SE: “All My Days” is a lilting killer–I love this song. The line “All my days are filled with sorrow…” is so heartbreaking and honest and not dressed up in metaphor or figurative language. Can you talk about the roots of this song?

DM: “All My Days” is about loss, in this case a very personal one, but unfortunately one that many people can relate to. It was my reaction to (and how I coped with) the death of my mother after her long and protracted battle with cancer. Watching her fade away without being able to do anything about it was absolutely heartbreaking. I felt utterly helpless and bereft, just like a little boy lost . About a year after she died, the words just came out. I couldn’t dress them up. I didn’t want to. It hurt to sing. It took a long time to be able to get through it from beginning to end.

SE: “I Remember You” is particularly wrenching–a stunner, frankly. And it certainly addresses the resonance of memory. T.S. Elliot linked memory with desire–do you feel the two are connected?

DM: I wanted “I Remember You” to be more open to interpretation: I think it can be read as a straight love song about paths taken/decisions made and remembering the consequences of that, good and bad. But I also wanted to disorient the listener: to cast some doubt upon the recollection and infer the distortion of memory.

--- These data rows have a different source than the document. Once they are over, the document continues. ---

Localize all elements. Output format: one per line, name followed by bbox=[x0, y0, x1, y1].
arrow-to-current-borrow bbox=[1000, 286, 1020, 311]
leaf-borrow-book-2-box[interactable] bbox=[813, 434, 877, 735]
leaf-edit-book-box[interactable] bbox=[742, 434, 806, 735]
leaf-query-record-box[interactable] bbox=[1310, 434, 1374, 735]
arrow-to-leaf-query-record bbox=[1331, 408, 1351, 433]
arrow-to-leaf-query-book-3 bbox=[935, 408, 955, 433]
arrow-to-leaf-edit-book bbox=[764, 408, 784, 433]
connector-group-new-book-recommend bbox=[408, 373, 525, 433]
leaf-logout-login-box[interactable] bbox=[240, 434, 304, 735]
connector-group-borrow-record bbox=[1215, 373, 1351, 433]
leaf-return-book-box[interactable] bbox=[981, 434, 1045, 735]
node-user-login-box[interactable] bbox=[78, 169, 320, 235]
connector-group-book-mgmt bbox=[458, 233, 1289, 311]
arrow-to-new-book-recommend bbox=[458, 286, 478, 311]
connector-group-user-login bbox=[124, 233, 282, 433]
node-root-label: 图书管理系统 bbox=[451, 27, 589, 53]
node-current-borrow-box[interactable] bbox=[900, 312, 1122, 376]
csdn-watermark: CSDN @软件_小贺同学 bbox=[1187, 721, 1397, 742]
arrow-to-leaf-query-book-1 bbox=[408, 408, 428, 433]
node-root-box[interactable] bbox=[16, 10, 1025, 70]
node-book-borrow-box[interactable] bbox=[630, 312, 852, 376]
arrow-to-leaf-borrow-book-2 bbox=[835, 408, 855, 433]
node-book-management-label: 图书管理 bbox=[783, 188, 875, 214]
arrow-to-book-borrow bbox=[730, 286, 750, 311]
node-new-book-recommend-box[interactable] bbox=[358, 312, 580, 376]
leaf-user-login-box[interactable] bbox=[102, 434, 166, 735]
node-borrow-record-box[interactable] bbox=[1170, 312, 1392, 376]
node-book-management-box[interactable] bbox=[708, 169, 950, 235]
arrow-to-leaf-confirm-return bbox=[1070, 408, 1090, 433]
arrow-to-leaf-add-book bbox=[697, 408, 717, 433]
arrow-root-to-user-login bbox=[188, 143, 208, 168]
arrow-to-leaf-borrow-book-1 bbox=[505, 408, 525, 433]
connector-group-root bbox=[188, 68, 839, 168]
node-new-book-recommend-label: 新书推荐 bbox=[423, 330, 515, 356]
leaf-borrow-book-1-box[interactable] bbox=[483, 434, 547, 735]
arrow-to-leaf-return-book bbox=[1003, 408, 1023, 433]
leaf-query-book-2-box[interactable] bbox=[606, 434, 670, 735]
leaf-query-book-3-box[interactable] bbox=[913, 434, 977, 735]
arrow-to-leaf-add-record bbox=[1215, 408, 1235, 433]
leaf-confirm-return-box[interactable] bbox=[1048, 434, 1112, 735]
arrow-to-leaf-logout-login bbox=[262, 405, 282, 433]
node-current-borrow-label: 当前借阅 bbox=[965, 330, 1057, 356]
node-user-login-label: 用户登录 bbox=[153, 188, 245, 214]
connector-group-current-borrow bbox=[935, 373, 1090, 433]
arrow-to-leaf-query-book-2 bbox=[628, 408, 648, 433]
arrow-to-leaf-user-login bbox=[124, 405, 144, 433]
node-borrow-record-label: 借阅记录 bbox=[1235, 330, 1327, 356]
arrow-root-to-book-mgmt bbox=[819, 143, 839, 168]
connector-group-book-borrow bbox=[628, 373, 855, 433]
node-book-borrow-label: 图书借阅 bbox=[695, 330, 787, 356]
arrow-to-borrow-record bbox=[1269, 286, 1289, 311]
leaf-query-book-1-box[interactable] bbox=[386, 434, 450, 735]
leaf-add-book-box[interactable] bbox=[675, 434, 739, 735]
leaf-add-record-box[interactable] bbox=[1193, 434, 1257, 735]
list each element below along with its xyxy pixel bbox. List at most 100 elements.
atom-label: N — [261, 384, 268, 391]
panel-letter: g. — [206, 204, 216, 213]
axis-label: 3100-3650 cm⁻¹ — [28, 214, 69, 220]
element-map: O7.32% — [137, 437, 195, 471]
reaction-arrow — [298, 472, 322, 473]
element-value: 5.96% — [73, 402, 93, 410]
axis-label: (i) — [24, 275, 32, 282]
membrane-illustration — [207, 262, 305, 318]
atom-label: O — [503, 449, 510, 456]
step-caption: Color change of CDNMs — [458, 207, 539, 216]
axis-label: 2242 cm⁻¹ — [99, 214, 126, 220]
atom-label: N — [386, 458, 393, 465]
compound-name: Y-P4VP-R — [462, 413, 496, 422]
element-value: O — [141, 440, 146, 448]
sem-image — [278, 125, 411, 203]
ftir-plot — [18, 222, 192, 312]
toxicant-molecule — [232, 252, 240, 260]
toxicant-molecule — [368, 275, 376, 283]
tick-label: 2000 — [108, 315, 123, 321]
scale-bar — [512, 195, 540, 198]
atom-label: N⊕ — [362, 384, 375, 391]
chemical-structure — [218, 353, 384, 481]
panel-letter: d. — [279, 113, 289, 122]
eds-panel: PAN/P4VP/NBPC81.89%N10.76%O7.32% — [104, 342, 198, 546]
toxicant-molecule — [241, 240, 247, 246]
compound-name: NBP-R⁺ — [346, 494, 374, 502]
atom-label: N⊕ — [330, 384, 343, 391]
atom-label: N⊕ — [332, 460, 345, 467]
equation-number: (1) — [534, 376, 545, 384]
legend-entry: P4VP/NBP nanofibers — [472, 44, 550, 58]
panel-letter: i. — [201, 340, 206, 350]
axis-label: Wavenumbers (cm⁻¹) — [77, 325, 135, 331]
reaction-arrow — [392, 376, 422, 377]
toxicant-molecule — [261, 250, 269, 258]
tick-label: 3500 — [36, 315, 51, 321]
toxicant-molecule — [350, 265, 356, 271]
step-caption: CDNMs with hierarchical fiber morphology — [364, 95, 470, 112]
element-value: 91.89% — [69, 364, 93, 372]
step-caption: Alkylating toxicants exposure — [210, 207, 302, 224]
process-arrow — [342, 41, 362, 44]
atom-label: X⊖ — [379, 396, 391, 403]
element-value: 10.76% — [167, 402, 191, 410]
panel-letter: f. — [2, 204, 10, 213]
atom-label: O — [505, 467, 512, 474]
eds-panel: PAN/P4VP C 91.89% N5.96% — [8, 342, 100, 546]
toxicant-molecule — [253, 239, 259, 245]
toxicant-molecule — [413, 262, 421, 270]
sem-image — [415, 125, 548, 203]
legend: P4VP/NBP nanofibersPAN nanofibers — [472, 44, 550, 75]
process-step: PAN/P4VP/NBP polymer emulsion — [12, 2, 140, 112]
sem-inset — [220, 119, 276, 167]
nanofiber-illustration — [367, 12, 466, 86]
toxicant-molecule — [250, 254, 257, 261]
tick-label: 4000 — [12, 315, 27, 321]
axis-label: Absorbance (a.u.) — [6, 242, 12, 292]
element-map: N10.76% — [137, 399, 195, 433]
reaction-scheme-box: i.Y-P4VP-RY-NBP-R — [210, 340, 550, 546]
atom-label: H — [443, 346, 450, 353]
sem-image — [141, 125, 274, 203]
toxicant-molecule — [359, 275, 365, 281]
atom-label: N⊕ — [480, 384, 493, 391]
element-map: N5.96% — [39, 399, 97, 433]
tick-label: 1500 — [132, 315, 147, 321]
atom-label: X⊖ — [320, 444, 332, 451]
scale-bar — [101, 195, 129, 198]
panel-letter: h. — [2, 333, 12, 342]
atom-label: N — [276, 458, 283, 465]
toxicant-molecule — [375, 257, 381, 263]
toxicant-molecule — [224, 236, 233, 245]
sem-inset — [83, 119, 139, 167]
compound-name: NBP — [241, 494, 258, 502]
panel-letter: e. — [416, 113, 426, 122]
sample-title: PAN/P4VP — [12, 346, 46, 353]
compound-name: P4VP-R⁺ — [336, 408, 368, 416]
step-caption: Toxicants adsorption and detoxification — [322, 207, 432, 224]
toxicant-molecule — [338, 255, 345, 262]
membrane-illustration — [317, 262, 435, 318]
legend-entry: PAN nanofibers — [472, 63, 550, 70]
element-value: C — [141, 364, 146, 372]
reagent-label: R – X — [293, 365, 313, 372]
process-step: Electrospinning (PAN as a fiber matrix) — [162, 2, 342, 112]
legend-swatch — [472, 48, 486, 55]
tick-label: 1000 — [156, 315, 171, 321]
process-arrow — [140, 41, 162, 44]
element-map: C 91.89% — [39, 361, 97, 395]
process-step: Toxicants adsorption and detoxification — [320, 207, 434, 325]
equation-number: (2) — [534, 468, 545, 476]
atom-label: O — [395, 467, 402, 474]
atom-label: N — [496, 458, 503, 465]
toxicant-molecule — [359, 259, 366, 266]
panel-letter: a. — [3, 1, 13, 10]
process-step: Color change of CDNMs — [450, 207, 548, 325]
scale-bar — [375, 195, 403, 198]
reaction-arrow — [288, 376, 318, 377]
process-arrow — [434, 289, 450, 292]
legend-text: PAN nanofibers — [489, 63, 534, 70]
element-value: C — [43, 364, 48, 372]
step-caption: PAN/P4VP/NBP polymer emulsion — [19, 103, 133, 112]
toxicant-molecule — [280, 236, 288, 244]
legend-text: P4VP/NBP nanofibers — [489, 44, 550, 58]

SE: Tell me a bit about “Island Man.”

DM: I wanted “Island Man” to sound like an old song, a folk song, so I dispensed with a chorus and tried using “beyond the pale” and “all the kings horses” to try to make it sound archaic, but also place it somewhat, geographically and historically. It’s a song about migration (not always by choice) and considering what is lost and left behind when leaving.

SE: How do you think your songwriting has changed over the last two decades?

DM: Less of the angry young man, more of the angry old git. But less volume.